Passando da Europa para o Brasil, veremos que, já em 1919, mesmo com uma classe operária pequena, existiram dois jornais diários: A Plebe, em São Paulo, e A Hora Social, em Recife. E por que essa classe, tão pequena, resolve fazer jornal? Para disputar sua visão de mundo com a burguesia que difundia a sua por vários meios. Por que jornais? Porque jornal era o que existia, na época, para disputar a hegemonia, como ensinavam e praticavam Lênin, Rosa Luxemburgo, Trotsky, Gramsci e tantos outros revolucionários da Indochina de Ho Chi Min ao Peru de Mariátegui.

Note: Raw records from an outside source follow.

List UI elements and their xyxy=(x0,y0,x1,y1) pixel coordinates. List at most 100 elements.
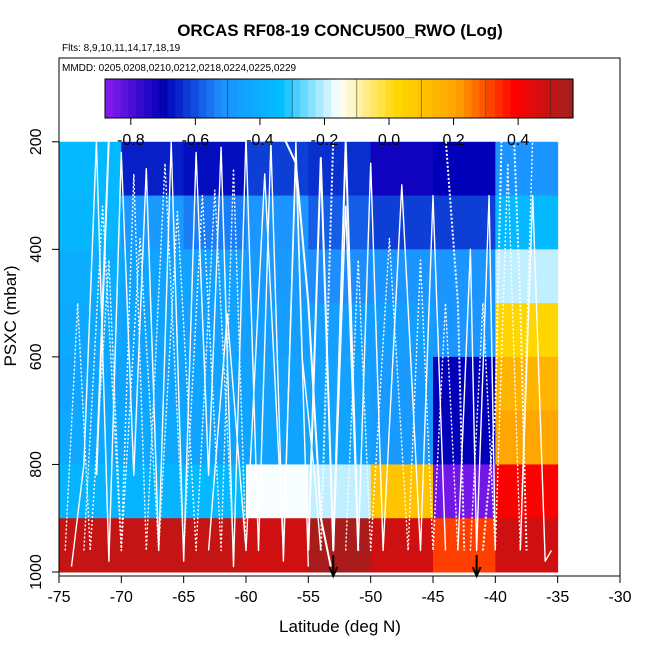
colorbar-segment xyxy=(159,79,168,118)
heatmap-cell xyxy=(121,464,185,519)
heatmap-cell xyxy=(433,195,496,250)
x-tick-label: -40 xyxy=(484,589,507,606)
colorbar-tick-label: 0.0 xyxy=(378,132,400,149)
colorbar-segment xyxy=(151,79,161,118)
colorbar-segment xyxy=(565,79,574,118)
colorbar-segment xyxy=(456,79,465,118)
flight-track xyxy=(83,162,247,552)
heatmap-cell xyxy=(308,249,372,304)
y-tick-label: 800 xyxy=(28,451,45,478)
dates-label: MMDD: 0205,0208,0210,0212,0218,0224,0225… xyxy=(62,63,297,74)
colorbar-segment xyxy=(331,79,340,118)
colorbar-segment xyxy=(541,79,551,118)
colorbar-segment xyxy=(128,79,137,118)
heatmap-cell xyxy=(246,518,309,573)
colorbar-segment xyxy=(167,79,176,118)
colorbar-segment xyxy=(315,79,324,118)
y-axis-label: PSXC (mbar) xyxy=(1,265,20,366)
x-tick-label: -75 xyxy=(47,589,70,606)
colorbar-segment xyxy=(307,79,317,118)
colorbar-tick-label: -0.2 xyxy=(311,132,339,149)
colorbar-segment xyxy=(144,79,153,118)
flight-track xyxy=(70,135,309,568)
x-tick-label: -65 xyxy=(172,589,195,606)
flight-track xyxy=(519,194,553,562)
colorbar-tick-label: -0.4 xyxy=(246,132,274,149)
colorbar-segment xyxy=(354,79,363,118)
heatmap-cell xyxy=(370,303,434,358)
flight-track xyxy=(207,157,322,552)
colorbar-segment xyxy=(222,79,231,118)
colorbar xyxy=(104,78,574,119)
flight-track xyxy=(319,135,466,551)
heatmap-cell xyxy=(370,249,434,304)
colorbar-segment xyxy=(198,79,207,118)
flight-track xyxy=(332,162,447,552)
colorbar-segment xyxy=(393,79,402,118)
flight-track xyxy=(457,194,496,552)
colorbar-segment xyxy=(190,79,200,118)
colorbar-segment xyxy=(261,79,270,118)
colorbar-tick-label: -0.8 xyxy=(117,132,145,149)
colorbar-segment xyxy=(409,79,418,118)
heatmap-cell xyxy=(183,518,247,573)
colorbar-segment xyxy=(526,79,535,118)
heatmap-cell xyxy=(246,141,309,197)
colorbar-segment xyxy=(432,79,441,118)
colorbar-segment xyxy=(440,79,449,118)
colorbar-frame xyxy=(104,78,574,119)
flight-track xyxy=(64,189,235,552)
colorbar-segment xyxy=(448,79,457,118)
y-tick-label: 600 xyxy=(28,343,45,370)
colorbar-segment xyxy=(510,79,519,118)
colorbar-segment xyxy=(463,79,473,118)
heatmap-cell xyxy=(370,518,434,573)
colorbar-tick-label: 0.2 xyxy=(442,132,464,149)
colorbar-ticks: -0.8 -0.6 -0.4 -0.2 0.0 0.2 0.4 xyxy=(117,118,529,149)
colorbar-segment xyxy=(112,79,122,118)
colorbar-segment xyxy=(237,79,246,118)
colorbar-segment xyxy=(183,79,192,118)
colorbar-segment xyxy=(487,79,496,118)
heatmap-cell xyxy=(433,141,496,197)
colorbar-segment xyxy=(253,79,262,118)
colorbar-segment xyxy=(136,79,145,118)
x-axis-label: Latitude (deg N) xyxy=(279,617,401,636)
x-tick-label: -35 xyxy=(546,589,569,606)
x-tick-label: -45 xyxy=(421,589,444,606)
colorbar-segment xyxy=(385,79,395,118)
colorbar-segment xyxy=(268,79,278,118)
colorbar-tick-label: 0.4 xyxy=(507,132,529,149)
heatmap-cell xyxy=(59,141,122,197)
plot-frame xyxy=(58,57,621,577)
heatmap-cell xyxy=(59,464,122,519)
colorbar-segment xyxy=(229,79,239,118)
colorbar-segment xyxy=(105,79,114,118)
colorbar-segment xyxy=(518,79,527,118)
x-axis: -75 -70 -65 -60 -55 -50 -45 -40 -35 -30 xyxy=(47,576,632,606)
heatmap-cell xyxy=(246,464,309,519)
colorbar-segment xyxy=(479,79,488,118)
x-tick-label: -30 xyxy=(608,589,631,606)
heatmap-cell xyxy=(59,356,122,412)
y-axis: 200 400 600 800 1000 xyxy=(28,128,59,590)
heatmap-cell xyxy=(183,141,247,197)
flights-label: Flts: 8,9,10,11,14,17,18,19 xyxy=(62,43,181,54)
heatmap-cell xyxy=(495,141,559,197)
x-tick-label: -50 xyxy=(359,589,382,606)
heatmap-cell xyxy=(59,195,122,250)
y-tick-label: 200 xyxy=(28,128,45,155)
heatmap-cell xyxy=(121,518,185,573)
heatmap-cell xyxy=(308,141,372,197)
colorbar-segment xyxy=(300,79,309,118)
heatmap-cell xyxy=(433,303,496,358)
colorbar-segment xyxy=(323,79,332,118)
colorbar-segment xyxy=(284,79,293,118)
heatmap-cell xyxy=(495,464,559,519)
heatmap-cell xyxy=(121,141,185,197)
colorbar-segment xyxy=(292,79,301,118)
colorbar-segment xyxy=(346,79,356,118)
heatmap-cell xyxy=(370,410,434,465)
x-tick-label: -70 xyxy=(110,589,133,606)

Mas o jornal, hoje, é apenas um dos muitíssimos meios de comunicação que os trabalhadores podem usar. Ao longo do livro fala-se muito de rádio, televisão e em três capítulos da rede mundial, a internet, em suas inúmeras aplicações que os trabalhadores podem e devem usar. Cada meio da comunicação, para os trabalhadores, os de ontem, de hoje e de amanhã, deve ser uma arma para vencer a guerra da hegemonia. E, isso, sem ilusões com os nossos inimigos de classe. Essa é a mensagem central do livro.